According to recent research, rare deep-sea brine pools found in the Red Sea can potentially provide insight into the beginnings of life on Earth, and may also provide information on long-term environmental changes in the area.
Despite being rare and small in size, brine pools are an intense oasis of “macrofaunal and microbial” biodiversity in an otherwise sparsely populated bottom of the ocean.

Talking to Live Science, Sam Purkis, professor and chair of the Department of Marine Geosciences at the University of Miami, and research lead author stated that: “Our current understanding is that life originated on Earth in the deep sea, almost certainly in anoxic — without oxygen — conditions.”
He added that deep-sea brine pools are of great scientific interest because they represent one of the most extreme inhabited environments on Earth
“Despite being devoid of oxygen and hypersaline, are teeming with a rich community of so-called ‘extremophile’ microbes. Studying this community, hence allows a glimpse into the sort of conditions where life first appeared on our planet.”

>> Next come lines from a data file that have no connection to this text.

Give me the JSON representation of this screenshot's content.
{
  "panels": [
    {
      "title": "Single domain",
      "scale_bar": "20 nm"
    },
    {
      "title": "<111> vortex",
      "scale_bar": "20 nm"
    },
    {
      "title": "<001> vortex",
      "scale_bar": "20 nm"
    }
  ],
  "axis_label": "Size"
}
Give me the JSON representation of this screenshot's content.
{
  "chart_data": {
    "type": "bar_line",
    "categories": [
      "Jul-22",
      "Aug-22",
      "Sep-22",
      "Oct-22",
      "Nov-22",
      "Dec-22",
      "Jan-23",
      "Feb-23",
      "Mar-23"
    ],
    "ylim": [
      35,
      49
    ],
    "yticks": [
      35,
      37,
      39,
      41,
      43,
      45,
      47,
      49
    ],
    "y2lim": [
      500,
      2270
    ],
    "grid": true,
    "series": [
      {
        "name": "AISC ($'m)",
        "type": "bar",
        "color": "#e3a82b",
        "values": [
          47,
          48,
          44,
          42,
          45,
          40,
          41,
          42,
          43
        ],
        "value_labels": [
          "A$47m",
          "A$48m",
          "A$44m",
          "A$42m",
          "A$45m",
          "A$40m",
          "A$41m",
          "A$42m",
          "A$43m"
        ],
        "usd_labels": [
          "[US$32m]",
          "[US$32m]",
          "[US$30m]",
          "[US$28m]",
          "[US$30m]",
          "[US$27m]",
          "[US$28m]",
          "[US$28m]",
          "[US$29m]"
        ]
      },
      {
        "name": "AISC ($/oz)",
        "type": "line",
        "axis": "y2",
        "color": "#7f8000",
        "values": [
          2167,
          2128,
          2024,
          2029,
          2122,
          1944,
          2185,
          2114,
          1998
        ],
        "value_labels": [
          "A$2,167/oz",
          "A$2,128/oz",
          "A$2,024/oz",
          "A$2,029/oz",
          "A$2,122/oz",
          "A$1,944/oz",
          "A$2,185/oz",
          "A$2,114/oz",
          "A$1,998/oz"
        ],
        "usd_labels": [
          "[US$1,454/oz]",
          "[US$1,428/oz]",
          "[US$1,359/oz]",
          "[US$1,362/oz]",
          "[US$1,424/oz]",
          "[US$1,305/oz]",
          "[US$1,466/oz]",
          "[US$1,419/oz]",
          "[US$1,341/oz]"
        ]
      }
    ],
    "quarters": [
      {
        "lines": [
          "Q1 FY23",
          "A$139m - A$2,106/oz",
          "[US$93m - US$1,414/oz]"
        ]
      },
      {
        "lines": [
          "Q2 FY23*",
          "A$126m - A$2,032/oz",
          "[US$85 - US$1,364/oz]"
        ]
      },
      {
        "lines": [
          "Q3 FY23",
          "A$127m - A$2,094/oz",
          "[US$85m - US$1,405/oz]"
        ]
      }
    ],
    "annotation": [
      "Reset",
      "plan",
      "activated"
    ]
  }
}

As per the research published in the science journal Nature, these can also direct the hunt for life on “other ‘water worlds'” elsewhere in the universe. Brine pools can also help with predicting floods and tsunamis due to the “exquisitely intact” sediments found there.
The pools lack the typical creatures that inhabit and survive on the seabed, such as burrowing shrimp, worms, and mollusks, because the brine lacks oxygen. Typically, these creatures “bioturbate” or “churn up” the seafloor, upsetting the sediments that build up there, according to Purkis. “Not so with the brine pools. Here, any sedimentary layers that settle to the bed of the brine pool remain exquisitely intact.”

In addition to records of earthquakes and tsunami, the core samples that the researchers took from the newly discovered brine lakes “represent an unbroken record of past rainfall in the region, stretching back more than 1,000 years,” said Purkis.